Let's face it: The Batman line from DC is in big trouble. There are currently 10 separate ongoing titles, not to mention mini series, one-shots, etc., and none of them are selling what they should be. The current mega-crossover, "War Games," is a creative disaster, and the only title with any real critical buzz is Gotham Central, the lowest selling title of the bunch. For a flagship character, Batman deserves better.
So, for your consideration, here is how I'd redesign the Batman line for maximum sales and creative worth:
The line should be cut down to four titles. There are four weeks in a month, thus one title each week. Those titles should be: Batman, Detective Comics, Batman and Robin, and Batman Family. Here's how I would break down each title:
Batman: This is the flagship title, the place for big-time writers and big-time artists to come in and tell big-time stories. Stories of four to six issues, unburdoned by a strict adherance to continuity, which can then be collected into trades and repurposed in the broader market. Everybody's got at least one Batman story in them to tell, and every super-hero artist wants to draw Batman at some point. This is the book that all creators should be crawling over each other to do.

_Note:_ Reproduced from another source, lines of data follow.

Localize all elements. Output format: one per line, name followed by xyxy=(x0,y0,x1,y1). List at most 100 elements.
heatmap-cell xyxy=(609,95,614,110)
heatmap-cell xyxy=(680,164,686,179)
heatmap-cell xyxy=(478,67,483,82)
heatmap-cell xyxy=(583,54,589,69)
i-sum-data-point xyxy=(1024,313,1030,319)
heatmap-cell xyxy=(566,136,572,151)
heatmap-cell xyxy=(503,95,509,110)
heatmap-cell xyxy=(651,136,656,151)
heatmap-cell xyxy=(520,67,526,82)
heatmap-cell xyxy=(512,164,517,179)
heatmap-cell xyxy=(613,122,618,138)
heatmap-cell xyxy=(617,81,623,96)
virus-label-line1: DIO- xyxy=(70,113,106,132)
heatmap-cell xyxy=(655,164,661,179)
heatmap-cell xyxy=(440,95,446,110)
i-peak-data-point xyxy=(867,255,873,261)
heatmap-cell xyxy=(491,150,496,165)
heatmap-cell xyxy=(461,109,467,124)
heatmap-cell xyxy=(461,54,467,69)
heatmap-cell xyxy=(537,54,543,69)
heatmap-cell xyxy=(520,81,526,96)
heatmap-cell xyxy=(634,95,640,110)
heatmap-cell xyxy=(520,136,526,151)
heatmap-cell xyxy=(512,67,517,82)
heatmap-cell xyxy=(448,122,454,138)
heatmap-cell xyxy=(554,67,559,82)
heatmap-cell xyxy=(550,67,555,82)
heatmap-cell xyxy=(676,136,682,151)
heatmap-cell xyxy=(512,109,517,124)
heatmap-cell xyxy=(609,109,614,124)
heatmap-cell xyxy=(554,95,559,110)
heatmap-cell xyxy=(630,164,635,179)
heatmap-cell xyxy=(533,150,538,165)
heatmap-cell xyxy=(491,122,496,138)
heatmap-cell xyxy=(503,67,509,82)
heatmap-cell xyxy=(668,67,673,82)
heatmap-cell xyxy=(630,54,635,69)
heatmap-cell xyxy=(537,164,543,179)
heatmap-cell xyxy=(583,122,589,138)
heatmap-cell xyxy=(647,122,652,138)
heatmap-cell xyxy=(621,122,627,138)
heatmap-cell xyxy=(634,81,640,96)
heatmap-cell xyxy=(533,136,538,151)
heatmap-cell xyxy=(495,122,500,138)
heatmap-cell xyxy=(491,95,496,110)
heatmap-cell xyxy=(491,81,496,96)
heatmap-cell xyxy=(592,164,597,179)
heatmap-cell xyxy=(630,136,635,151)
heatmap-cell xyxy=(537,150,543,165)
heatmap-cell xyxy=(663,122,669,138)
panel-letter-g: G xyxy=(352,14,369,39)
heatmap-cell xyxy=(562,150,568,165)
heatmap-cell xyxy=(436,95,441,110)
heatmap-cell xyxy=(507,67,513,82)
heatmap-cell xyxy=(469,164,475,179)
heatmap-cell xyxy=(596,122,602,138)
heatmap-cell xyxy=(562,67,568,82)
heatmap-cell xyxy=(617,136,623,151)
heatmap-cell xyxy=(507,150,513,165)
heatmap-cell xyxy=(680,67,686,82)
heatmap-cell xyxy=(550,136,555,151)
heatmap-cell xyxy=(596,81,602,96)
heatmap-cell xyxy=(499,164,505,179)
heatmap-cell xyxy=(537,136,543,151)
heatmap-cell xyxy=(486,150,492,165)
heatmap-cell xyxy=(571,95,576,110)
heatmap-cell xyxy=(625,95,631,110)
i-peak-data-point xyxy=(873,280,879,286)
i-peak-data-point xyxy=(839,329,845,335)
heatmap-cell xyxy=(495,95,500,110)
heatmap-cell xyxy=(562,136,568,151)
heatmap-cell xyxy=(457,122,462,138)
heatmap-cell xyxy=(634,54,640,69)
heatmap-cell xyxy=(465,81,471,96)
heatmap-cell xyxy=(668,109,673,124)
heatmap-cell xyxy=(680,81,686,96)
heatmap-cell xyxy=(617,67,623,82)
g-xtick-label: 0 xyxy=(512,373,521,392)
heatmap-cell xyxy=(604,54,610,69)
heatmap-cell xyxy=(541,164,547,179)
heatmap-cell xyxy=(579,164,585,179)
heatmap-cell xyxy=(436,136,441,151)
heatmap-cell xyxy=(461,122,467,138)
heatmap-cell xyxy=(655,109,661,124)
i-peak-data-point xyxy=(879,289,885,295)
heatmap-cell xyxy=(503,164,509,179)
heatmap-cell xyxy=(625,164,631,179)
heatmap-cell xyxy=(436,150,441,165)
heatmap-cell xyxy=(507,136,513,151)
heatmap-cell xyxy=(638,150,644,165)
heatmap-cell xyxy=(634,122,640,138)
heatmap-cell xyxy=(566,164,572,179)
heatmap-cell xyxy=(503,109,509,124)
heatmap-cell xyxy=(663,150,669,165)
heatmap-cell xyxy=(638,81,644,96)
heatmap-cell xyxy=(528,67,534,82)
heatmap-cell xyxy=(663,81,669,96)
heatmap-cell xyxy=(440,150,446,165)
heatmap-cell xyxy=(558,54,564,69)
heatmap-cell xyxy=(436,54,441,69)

Detective Comics: Is the other flagship title, but should take a different track from Batman. The empasis in Detective should be on detecting: mysteries, crime thrillers, etc. Instead of hiring regular comics scribes to write the series, go after the top names in thriller and mystery novels: Dennis Lehane, Margaret Collin, Sue Grafton, Carl Hiaasen, Anne Perry, Patricia Cornwell, Robert Parker, James Patterson, etc. Not only would there be great PR opportunities, and not only would DC be tapping into the existing fan bases of these authors, but we're also likely to get some damn fine stories. Yeah, most of these authors would be 'slumming' in the poor-paying world of comics authorship, but I bet a lot of them would be willing to give it a go for a chance to write a Batman comic. For art, this title should feature artists who, while not surface flashy and 'fan-favorite,' are excellent storytellers, like Michael Lark, Steve Lieber, Javier Pulido, Steve Dillon, and David Lloyd.

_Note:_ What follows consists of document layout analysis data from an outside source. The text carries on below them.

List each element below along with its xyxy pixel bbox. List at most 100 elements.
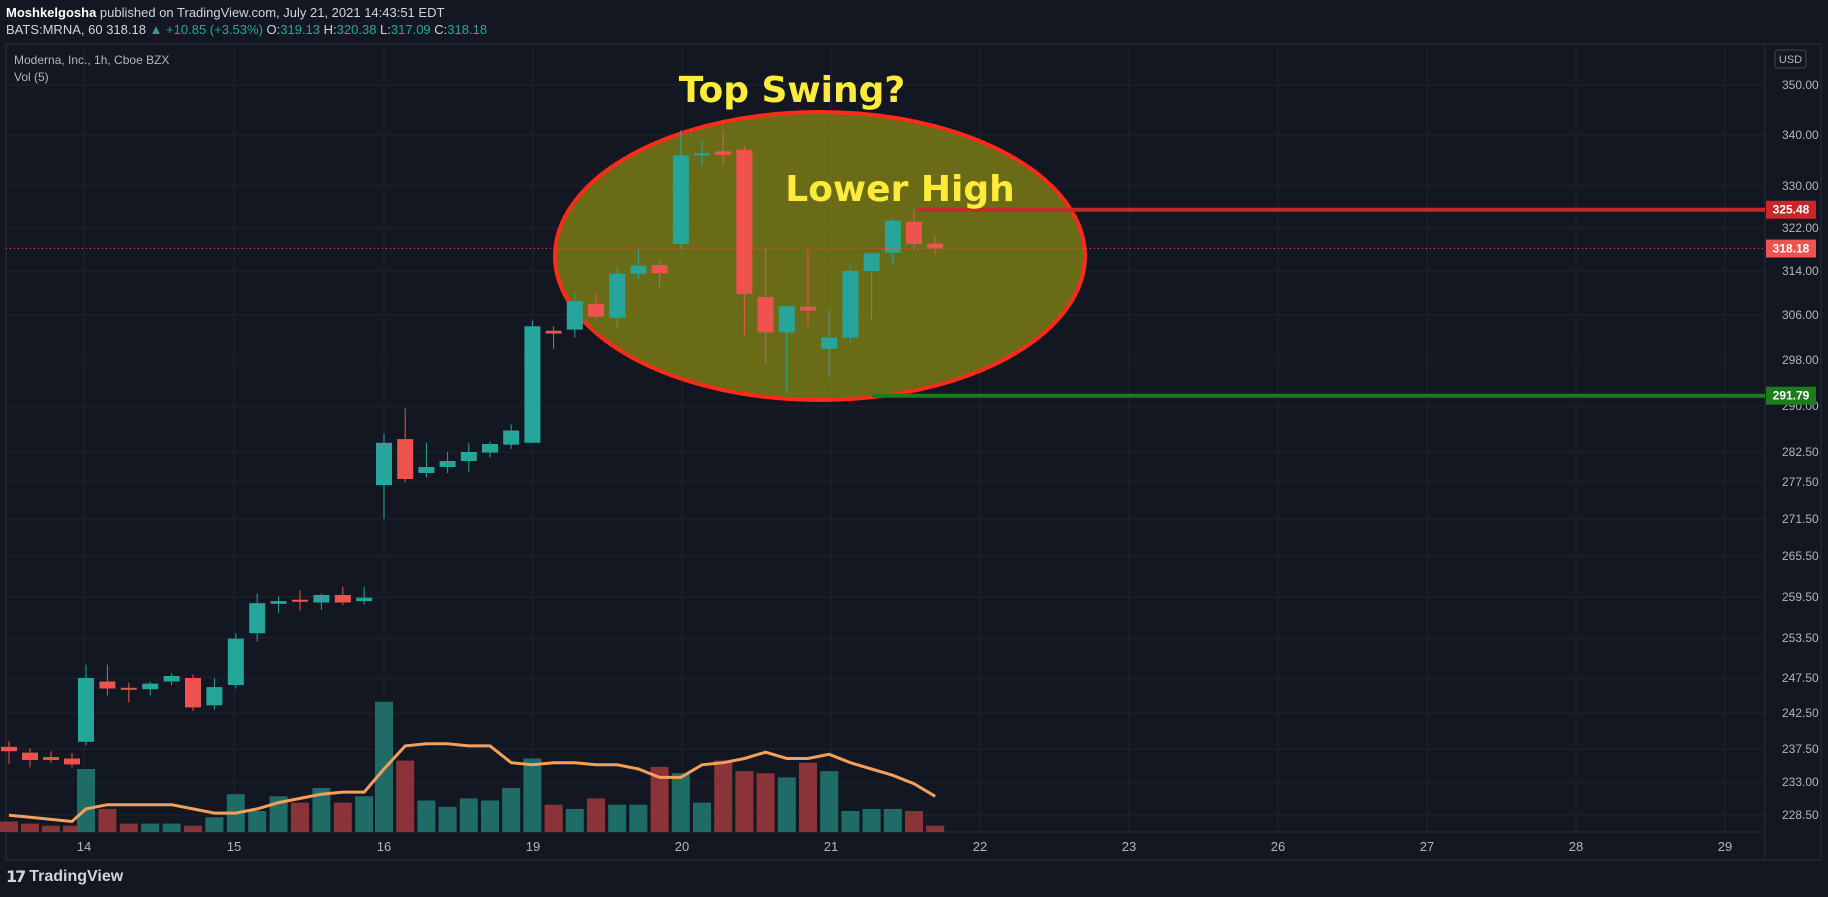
candle: [884, 217, 901, 266]
candle: [292, 590, 308, 611]
svg-text:325.48: 325.48: [1773, 203, 1810, 217]
volume-bar: [820, 771, 839, 832]
volume-bars: [0, 701, 945, 832]
candle: [120, 682, 137, 703]
volume-bar: [459, 798, 478, 832]
price-tick-label: 271.50: [1782, 512, 1819, 526]
volume-bar: [565, 808, 584, 832]
candle: [376, 433, 392, 519]
volume-bar: [481, 800, 499, 832]
price-tick-label: 282.50: [1782, 445, 1819, 459]
price-tick-label: 237.50: [1782, 742, 1819, 756]
volume-bar: [77, 769, 95, 832]
volume-bar: [883, 808, 902, 832]
price-tick-label: 233.00: [1782, 775, 1819, 789]
volume-bar: [63, 825, 81, 832]
volume-bar: [333, 802, 352, 832]
price-tick-label: 277.50: [1782, 475, 1819, 489]
volume-bar: [21, 823, 39, 832]
annotation-lower-high: Lower High: [785, 169, 1015, 210]
candle: [418, 442, 435, 478]
candle: [715, 130, 732, 166]
volume-bar: [905, 811, 923, 832]
candle: [736, 145, 753, 335]
volume-bar: [205, 817, 224, 832]
candle: [927, 236, 944, 255]
low-value: 317.09: [390, 22, 431, 37]
volume-bar: [714, 760, 733, 832]
author-name[interactable]: Moshkelgosha: [6, 5, 97, 20]
tradingview-brand: TradingView: [29, 868, 124, 885]
price-tick-label: 265.50: [1782, 549, 1819, 563]
time-tick-label: 16: [377, 839, 391, 854]
volume-bar: [926, 825, 945, 832]
close-label: C:: [434, 22, 448, 37]
close-value: 318.18: [447, 22, 488, 37]
candle: [249, 593, 266, 642]
candle: [842, 266, 859, 344]
candle: [545, 326, 562, 349]
volume-bar: [671, 773, 690, 832]
support-price-badge: 291.79: [1766, 386, 1816, 405]
candle: [609, 266, 626, 329]
time-tick-label: 28: [1569, 839, 1583, 854]
open-value: 319.13: [280, 22, 321, 37]
time-tick-label: 22: [973, 839, 987, 854]
candles: [1, 130, 944, 768]
candle: [524, 320, 541, 443]
time-tick-label: 19: [526, 839, 540, 854]
price-change: ▲ +10.85 (+3.53%): [149, 22, 263, 37]
svg-text:291.79: 291.79: [1773, 389, 1810, 403]
candle: [1, 741, 17, 764]
volume-bar: [799, 762, 817, 832]
price-tick-label: 259.50: [1782, 590, 1819, 604]
time-tick-label: 15: [227, 839, 241, 854]
price-axis: 350.00 340.00 330.00 322.00 314.00 306.00 298.…: [1766, 78, 1819, 822]
candle: [694, 140, 710, 166]
price-tick-label: 314.00: [1782, 264, 1819, 278]
highlight-ellipse-shape[interactable]: [553, 110, 1087, 402]
volume-bar: [650, 766, 669, 832]
annotation-top-swing: Top Swing?: [679, 70, 906, 111]
time-tick-label: 21: [824, 839, 838, 854]
price-levels: [6, 207, 1765, 398]
candle: [800, 249, 816, 327]
candle: [863, 252, 880, 321]
volume-bar: [0, 821, 18, 832]
candle: [78, 664, 94, 746]
candle: [313, 593, 330, 610]
time-axis: 14 15 16 19 20 21 22 23 26 27 28 29: [77, 839, 1732, 854]
price-tick-label: 242.50: [1782, 706, 1819, 720]
volume-bar: [735, 771, 754, 832]
candle: [439, 452, 456, 473]
candle: [185, 674, 201, 711]
volume-bar: [587, 798, 605, 832]
volume-bar: [438, 806, 457, 832]
candle: [630, 249, 647, 280]
candle: [778, 305, 795, 395]
candle: [672, 130, 689, 250]
candle: [64, 752, 80, 768]
time-tick-label: 29: [1718, 839, 1732, 854]
time-tick-label: 23: [1122, 839, 1136, 854]
last-price-badge: 318.18: [1766, 239, 1816, 258]
candle: [334, 586, 351, 606]
price-tick-label: 228.50: [1782, 808, 1819, 822]
volume-bar: [756, 773, 775, 832]
candle: [356, 586, 373, 605]
volume-bar: [841, 811, 860, 832]
currency-badge[interactable]: USD: [1774, 49, 1807, 69]
volume-bar: [777, 777, 796, 832]
tradingview-logo[interactable]: 𝟭𝟳 TradingView: [6, 867, 123, 887]
time-tick-label: 27: [1420, 839, 1434, 854]
symbol-label: BATS:MRNA, 60: [6, 22, 103, 37]
price-tick-label: 253.50: [1782, 631, 1819, 645]
candle: [227, 633, 244, 689]
price-tick-label: 350.00: [1782, 78, 1819, 92]
publish-info: published on TradingView.com, July 21, 2…: [99, 5, 445, 20]
svg-text:318.18: 318.18: [1773, 242, 1810, 256]
candle: [821, 309, 838, 378]
volume-bar: [42, 825, 60, 832]
price-tick-label: 340.00: [1782, 128, 1819, 142]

Batman and Robin: This would be the 'in-continuity' Bat-title, featuring Batman and Robin in continuing stories, facing off against costumed villains and occasionally interacting with the rest of the DCU. It should have a regular writer and artist team that are capable of turning in exciting and on-time work. This would be the title for those readers who want their Batman to be a super-hero.
Batman Family: Finally, we ressurect the old anthology Bat-title. It should be at least 80-pages, if not 100-pages or more, and come out every month--for no more than $5. Four or five stories per issue, a combination of one-offs and continuing serials. This would incorporate all the other current titles focussing on secondary characters, such as Birds of Prey, Gotham Central, Robin, Batgirl, etc. Yeah yeah, anthology titles don't work, but with the right mix of characters and the right price point, this can work. Plus, the features can be stripped away and assembled into manga-style paperbacks and racked alongside their bretheren from across the Pacific.
One thing you'll notice from this rearrangement is that there's no room for mega-crossovers. This is good. Such events may lead to short-term sales bumps on the lower-performing titles, but in the long run they do more harm than good. With the line-up as I've outlined it above, each title is an event unto itself.
So anyway, those are my thoughts. While I sincerely doubt that DC will be interested in going this route, they're welcome to take it and work with it if they so desire.